The Office of the U.S. Trade Representative (USTR) and digital titans Google and Amazon had tight ties as they attempted to circumvent international laws, including those that safeguarded traditional media outlets, as shown by recently unearthed emails.
According to the New York Post, the watchdog group Demand Progress has said that Google and Amazon are trying to use their “revolving door” ties with the USTR to “hijack U.S. trade policy” for their personal gain. The research is based on a series of emails that were received through a Freedom of Information Act request, which were exchanged between executives of Google and Amazon and USTR representatives between May 2023 and April 2024.
A significant correspondence from May 2023 discloses how Google attempted to involve the USTR in its opposition to Canada’s Online News Act, which mandates that Google and Facebook parent company Meta compensate publishers for online content display. Nicholas Bramble, Google’s head of trade policy, asked to meet with three USTR employees to talk about “upcoming changes in Canada.” Just four work days had passed since the meeting, when Google was invited to publish their public comments outlining their objections and concerns over the Online News Act by USTR’s Andrea Boron.
Links to a “list of key issues and proposed amendments” that Google had shared with Canadian politicians were made available, along with a transcript of an executive’s public testimony in which the business was told to “reconsider” providing news material in Canada should the law go into effect.

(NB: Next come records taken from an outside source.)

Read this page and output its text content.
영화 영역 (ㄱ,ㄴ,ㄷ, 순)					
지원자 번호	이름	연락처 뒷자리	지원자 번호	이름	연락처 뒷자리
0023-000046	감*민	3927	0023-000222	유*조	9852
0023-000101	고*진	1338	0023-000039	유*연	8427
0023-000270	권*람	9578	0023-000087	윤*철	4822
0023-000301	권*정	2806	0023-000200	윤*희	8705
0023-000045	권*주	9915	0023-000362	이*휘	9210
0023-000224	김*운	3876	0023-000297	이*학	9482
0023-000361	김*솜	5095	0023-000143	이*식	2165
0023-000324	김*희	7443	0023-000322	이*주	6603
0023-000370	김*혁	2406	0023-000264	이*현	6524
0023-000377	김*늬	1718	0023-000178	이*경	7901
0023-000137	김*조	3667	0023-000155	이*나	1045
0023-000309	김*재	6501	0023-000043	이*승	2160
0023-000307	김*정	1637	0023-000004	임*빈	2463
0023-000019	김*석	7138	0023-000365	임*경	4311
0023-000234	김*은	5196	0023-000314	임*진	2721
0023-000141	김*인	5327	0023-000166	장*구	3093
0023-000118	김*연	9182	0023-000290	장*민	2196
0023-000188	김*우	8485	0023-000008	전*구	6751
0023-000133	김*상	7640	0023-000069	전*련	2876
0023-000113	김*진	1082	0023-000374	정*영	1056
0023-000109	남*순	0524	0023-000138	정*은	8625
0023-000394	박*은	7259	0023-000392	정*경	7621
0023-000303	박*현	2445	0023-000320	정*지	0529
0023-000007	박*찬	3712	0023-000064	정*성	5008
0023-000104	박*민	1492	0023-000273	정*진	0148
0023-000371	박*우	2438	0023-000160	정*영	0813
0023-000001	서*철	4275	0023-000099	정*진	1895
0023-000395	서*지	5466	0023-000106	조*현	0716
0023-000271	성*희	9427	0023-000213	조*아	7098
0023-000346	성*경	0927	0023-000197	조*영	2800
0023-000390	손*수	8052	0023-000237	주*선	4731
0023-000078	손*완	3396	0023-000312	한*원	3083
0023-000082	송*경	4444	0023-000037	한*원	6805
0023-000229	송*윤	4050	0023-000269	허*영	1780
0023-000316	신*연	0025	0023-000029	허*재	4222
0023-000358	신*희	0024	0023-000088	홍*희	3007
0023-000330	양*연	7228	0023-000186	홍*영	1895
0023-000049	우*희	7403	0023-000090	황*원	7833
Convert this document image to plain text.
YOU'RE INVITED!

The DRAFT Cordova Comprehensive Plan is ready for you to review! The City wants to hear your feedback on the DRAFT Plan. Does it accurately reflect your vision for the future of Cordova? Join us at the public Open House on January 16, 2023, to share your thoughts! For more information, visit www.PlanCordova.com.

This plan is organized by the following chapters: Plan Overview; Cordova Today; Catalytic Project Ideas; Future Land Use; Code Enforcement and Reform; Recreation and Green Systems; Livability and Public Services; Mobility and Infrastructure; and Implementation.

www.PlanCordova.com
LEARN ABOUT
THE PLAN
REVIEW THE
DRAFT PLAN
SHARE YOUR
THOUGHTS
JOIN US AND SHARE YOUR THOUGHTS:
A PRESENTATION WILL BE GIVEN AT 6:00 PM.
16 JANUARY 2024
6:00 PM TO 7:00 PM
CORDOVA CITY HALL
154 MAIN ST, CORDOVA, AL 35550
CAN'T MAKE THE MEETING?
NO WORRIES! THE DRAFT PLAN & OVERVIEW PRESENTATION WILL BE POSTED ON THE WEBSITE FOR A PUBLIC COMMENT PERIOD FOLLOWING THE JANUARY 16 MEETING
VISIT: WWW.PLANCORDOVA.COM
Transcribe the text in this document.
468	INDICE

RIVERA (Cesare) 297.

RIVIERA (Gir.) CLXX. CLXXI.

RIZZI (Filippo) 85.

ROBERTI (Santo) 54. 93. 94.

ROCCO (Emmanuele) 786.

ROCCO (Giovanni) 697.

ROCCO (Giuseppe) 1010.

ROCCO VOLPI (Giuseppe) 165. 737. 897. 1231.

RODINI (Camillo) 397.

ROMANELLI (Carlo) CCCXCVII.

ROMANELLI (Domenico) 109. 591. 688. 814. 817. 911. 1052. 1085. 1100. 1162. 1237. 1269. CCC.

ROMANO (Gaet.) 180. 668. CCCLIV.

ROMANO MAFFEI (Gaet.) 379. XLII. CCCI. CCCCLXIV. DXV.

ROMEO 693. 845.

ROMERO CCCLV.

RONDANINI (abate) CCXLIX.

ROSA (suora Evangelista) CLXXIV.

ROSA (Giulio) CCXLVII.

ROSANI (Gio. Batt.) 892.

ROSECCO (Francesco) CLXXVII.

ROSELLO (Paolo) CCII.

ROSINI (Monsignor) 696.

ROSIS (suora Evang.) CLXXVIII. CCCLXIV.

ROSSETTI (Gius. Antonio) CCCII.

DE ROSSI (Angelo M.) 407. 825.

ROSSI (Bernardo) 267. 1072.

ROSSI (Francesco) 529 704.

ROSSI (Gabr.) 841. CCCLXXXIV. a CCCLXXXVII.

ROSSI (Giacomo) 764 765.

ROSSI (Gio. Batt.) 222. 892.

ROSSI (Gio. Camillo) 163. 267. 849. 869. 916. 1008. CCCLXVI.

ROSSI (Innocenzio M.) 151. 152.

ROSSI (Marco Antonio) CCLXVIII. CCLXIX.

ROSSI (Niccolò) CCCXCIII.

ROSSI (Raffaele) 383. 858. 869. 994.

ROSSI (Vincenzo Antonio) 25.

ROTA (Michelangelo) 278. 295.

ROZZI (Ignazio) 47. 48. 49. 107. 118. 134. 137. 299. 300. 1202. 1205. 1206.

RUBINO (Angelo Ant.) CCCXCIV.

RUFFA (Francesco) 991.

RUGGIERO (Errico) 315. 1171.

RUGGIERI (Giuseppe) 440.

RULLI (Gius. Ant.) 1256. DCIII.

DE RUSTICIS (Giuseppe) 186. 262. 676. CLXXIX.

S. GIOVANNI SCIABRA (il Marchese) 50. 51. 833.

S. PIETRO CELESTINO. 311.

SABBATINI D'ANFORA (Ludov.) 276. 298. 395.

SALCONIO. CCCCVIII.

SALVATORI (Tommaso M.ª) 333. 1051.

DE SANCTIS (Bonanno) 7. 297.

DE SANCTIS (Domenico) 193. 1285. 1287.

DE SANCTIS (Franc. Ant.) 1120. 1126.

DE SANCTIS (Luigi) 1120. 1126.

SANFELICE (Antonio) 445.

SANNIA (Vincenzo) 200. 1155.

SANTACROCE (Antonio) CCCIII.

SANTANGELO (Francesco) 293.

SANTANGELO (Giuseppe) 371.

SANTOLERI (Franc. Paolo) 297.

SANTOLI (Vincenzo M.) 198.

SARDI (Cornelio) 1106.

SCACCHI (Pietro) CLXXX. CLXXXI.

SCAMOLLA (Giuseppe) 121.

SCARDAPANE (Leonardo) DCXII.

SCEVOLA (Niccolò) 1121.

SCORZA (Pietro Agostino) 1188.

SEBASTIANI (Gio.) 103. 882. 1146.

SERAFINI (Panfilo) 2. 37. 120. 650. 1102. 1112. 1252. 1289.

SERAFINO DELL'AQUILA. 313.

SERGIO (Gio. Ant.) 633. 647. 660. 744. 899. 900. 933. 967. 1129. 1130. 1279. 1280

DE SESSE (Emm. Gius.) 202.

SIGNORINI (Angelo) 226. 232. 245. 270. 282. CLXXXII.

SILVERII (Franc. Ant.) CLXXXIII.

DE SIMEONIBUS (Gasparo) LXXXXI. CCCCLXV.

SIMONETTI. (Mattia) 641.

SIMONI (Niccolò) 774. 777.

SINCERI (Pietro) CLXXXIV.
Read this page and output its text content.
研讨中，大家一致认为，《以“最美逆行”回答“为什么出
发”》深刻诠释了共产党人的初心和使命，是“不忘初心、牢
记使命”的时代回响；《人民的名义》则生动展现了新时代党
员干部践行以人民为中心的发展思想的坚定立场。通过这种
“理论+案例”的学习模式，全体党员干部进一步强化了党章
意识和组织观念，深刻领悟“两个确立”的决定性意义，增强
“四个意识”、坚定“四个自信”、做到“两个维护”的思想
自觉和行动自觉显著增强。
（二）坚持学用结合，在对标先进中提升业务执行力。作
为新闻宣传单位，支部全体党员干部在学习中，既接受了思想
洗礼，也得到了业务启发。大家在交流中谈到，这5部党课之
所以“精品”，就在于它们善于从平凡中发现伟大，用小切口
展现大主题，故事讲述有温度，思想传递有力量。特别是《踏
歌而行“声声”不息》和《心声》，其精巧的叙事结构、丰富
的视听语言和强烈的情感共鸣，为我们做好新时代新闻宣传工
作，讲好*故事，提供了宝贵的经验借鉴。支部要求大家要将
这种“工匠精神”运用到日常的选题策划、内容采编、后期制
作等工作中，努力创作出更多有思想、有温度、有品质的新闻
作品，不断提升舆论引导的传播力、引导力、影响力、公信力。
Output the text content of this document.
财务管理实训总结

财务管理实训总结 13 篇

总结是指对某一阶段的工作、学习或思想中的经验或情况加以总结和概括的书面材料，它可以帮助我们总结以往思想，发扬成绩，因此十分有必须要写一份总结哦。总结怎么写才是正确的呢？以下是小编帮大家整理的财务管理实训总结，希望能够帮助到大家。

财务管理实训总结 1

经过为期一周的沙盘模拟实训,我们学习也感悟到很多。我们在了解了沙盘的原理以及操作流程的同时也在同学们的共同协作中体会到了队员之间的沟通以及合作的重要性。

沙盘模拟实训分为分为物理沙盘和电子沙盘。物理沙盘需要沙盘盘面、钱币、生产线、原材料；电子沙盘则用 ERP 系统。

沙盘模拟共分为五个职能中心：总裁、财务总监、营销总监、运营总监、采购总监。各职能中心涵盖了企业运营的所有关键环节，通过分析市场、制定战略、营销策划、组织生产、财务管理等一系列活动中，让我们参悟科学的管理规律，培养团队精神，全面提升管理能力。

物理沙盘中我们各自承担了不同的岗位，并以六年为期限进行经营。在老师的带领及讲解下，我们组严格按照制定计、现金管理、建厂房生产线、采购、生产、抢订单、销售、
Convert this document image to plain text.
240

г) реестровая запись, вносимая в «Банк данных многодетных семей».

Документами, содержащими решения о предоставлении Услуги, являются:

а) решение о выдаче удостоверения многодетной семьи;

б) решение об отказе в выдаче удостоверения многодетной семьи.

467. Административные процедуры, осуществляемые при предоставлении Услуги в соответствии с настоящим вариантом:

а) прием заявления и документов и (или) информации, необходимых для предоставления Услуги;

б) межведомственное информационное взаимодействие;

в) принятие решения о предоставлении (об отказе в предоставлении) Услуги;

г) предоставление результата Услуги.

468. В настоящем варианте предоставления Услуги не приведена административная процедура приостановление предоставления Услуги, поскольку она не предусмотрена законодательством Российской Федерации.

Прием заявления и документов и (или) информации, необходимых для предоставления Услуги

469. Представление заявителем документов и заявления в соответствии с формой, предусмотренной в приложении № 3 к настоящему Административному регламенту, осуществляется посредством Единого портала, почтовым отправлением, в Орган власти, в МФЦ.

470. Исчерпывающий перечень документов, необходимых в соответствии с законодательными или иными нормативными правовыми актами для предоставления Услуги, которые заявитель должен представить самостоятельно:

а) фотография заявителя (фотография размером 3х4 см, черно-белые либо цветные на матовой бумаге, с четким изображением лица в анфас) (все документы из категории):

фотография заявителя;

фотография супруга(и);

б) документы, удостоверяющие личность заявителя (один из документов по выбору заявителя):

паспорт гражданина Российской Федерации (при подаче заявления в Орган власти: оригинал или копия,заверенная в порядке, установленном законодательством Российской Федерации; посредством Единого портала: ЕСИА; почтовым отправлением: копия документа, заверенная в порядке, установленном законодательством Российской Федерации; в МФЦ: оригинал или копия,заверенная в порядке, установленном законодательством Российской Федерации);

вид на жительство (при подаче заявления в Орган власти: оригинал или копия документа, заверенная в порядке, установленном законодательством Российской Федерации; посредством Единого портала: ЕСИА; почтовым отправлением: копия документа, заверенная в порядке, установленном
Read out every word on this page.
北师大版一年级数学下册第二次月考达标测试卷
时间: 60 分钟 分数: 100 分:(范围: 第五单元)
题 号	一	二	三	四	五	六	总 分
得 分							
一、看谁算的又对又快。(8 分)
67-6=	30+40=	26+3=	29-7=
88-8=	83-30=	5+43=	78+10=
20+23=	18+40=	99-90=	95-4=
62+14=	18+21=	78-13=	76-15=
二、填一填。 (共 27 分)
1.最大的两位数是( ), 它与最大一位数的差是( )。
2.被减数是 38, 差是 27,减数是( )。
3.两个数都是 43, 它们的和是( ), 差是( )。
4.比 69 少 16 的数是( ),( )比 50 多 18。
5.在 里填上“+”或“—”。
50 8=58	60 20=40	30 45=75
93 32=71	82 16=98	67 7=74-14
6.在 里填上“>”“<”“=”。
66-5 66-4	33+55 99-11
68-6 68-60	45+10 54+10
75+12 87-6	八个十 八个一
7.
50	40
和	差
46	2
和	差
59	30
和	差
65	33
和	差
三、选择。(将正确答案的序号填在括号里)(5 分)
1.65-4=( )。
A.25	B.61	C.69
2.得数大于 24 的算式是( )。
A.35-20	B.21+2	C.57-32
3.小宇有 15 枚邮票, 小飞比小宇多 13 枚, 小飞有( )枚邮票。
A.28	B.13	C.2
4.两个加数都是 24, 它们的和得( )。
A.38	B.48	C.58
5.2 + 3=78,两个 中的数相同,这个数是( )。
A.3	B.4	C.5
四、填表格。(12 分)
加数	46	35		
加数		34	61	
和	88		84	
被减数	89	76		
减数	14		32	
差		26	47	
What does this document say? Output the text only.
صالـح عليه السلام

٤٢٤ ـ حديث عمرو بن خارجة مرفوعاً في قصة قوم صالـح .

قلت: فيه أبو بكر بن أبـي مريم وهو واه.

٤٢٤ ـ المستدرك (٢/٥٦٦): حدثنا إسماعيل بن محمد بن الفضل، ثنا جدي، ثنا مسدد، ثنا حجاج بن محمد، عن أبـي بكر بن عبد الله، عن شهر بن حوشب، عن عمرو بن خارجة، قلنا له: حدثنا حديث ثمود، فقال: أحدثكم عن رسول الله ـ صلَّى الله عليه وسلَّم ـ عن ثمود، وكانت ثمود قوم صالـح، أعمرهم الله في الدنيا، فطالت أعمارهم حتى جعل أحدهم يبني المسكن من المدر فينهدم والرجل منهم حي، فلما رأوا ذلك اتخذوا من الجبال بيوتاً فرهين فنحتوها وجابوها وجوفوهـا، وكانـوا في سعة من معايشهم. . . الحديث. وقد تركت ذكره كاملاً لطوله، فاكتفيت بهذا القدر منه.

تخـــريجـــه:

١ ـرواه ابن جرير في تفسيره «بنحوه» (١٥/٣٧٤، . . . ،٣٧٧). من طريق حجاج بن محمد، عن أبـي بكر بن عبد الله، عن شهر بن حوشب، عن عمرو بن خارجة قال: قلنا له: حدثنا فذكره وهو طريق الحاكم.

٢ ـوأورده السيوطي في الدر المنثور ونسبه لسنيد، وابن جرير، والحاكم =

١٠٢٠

In November 2023, Google struck a last-minute agreement with Canada, agreeing to pay media outlets $74 million in exchange for the privilege to negotiate with a group of local news outlets rather than with individual companies, despite its attempts to undermine or kill the measure.
The emails also show occasions in which Amazon made use of its connections to the agency. In August 2023, Danielle Fumagalli of the USTR asked employees at Google and Amazon for feedback on a plan that was being considered in Japan with the intention of assisting local cloud computing companies in bidding for government contracts. Fumagalli’s communication to Amazon was directed to Mary Thornton, who joined the firm as the head of trade and export controls policy for its cloud subsidiary after serving as a director at the USTR.